Рядом Уайтстоун повесила фото худого лысеющего мужчины в смокинге и при бабочке. Он висела на его тощей шее, будто какое-то мертвое существо. Я с трудом узнал в этом человеке толстячка-подростка – так сильно он изменился.
– Гай Филипс по прозвищу Свин, – прокомментировала Уайтстоун. – Знает братьев Кинг со времен подготовительной школы. Его отец сколотил состояние на рынке недвижимости. Гай отлично играл в теннис, вышел в полуфинал Уимблдона среди юниоров. Потом повредил колено. Сейчас работает тренером по разным видам спорта в своей альма-матер – Поттерс-Филде.

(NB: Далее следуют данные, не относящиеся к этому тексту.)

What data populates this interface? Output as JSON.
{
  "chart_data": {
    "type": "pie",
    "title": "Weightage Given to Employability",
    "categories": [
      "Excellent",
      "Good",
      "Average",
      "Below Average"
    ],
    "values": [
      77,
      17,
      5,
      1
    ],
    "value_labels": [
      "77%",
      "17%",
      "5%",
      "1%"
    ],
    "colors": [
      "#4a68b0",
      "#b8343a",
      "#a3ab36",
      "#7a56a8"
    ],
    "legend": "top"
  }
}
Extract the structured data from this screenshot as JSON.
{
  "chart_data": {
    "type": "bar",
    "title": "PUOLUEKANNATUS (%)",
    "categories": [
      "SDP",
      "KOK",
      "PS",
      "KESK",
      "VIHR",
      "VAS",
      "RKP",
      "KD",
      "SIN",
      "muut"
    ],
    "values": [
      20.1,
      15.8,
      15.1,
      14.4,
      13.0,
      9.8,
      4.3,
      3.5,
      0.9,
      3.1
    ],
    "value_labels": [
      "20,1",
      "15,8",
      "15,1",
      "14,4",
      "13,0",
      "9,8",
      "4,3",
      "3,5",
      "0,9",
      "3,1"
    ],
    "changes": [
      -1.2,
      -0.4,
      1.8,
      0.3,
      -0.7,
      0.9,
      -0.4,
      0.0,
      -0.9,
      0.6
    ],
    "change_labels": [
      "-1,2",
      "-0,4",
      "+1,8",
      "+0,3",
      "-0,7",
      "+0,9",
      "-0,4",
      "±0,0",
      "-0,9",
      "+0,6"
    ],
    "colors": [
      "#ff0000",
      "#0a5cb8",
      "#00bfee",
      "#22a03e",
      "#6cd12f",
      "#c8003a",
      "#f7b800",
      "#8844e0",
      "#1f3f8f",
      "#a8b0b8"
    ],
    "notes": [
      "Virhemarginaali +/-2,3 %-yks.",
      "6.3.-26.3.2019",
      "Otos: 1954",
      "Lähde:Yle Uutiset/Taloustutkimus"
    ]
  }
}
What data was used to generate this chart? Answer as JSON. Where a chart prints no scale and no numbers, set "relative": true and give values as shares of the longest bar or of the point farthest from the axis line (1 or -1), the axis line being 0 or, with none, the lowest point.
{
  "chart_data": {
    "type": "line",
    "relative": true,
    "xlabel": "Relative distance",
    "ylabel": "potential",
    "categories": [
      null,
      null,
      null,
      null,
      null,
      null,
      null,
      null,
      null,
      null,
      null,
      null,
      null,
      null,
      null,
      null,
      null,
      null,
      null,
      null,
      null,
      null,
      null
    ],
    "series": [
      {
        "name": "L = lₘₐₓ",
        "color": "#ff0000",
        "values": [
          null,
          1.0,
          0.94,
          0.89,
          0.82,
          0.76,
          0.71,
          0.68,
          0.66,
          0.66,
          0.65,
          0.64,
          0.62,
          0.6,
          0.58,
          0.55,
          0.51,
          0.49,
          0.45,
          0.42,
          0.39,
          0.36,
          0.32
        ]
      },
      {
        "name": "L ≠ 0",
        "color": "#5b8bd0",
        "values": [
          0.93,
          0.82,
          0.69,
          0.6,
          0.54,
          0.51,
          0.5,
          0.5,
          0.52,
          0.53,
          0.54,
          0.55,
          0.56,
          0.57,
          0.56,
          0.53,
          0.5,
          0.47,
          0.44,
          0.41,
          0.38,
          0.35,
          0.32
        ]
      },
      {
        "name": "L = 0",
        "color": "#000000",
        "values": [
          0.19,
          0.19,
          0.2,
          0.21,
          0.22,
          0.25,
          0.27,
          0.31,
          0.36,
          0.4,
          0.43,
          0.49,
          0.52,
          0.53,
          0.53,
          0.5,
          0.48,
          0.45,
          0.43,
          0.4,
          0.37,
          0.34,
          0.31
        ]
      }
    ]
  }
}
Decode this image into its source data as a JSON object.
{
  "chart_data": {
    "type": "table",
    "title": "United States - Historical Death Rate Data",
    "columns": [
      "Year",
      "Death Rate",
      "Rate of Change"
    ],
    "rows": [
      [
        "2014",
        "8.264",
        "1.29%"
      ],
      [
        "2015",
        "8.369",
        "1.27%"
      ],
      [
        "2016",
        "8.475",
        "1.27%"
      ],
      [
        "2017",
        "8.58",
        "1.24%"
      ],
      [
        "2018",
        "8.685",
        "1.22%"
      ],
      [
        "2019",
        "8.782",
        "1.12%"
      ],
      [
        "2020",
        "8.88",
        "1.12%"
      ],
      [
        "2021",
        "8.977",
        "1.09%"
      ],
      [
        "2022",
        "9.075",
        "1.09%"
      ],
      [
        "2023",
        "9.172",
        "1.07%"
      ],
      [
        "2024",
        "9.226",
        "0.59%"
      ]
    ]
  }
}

– И что за виды? – спросил Гейн.
– Теннис, фехтование, крикет, лыжи. Словом, все для золотых мальчиков. И еще бег на длинные дистанции.
– Вот почему он сбросил вес, – сказал Мэллори.
Уайтстоун приколола к стене портрет смуглого черноглазого мужчины с напряженным взглядом. Он позировал для групповой фотографии.
– Салман Хан. Из богатой англо-индийской семьи. Как ни странно, у них был строительный бизнес – вопреки всем расовым стереотипам. Отец разбогател на строительстве жилья в семидесятых и восьмидесятых. С Кингами и Филипсом Хан познакомился в начальной школе. Работает в лондонском отделении фирмы «Баттерфилд, Хант и Вест» адвокатом по защите прав человека. Считается восходящей звездой юриспруденции. Выиграл иск против Министерства обороны от имени одного военного, инвалида.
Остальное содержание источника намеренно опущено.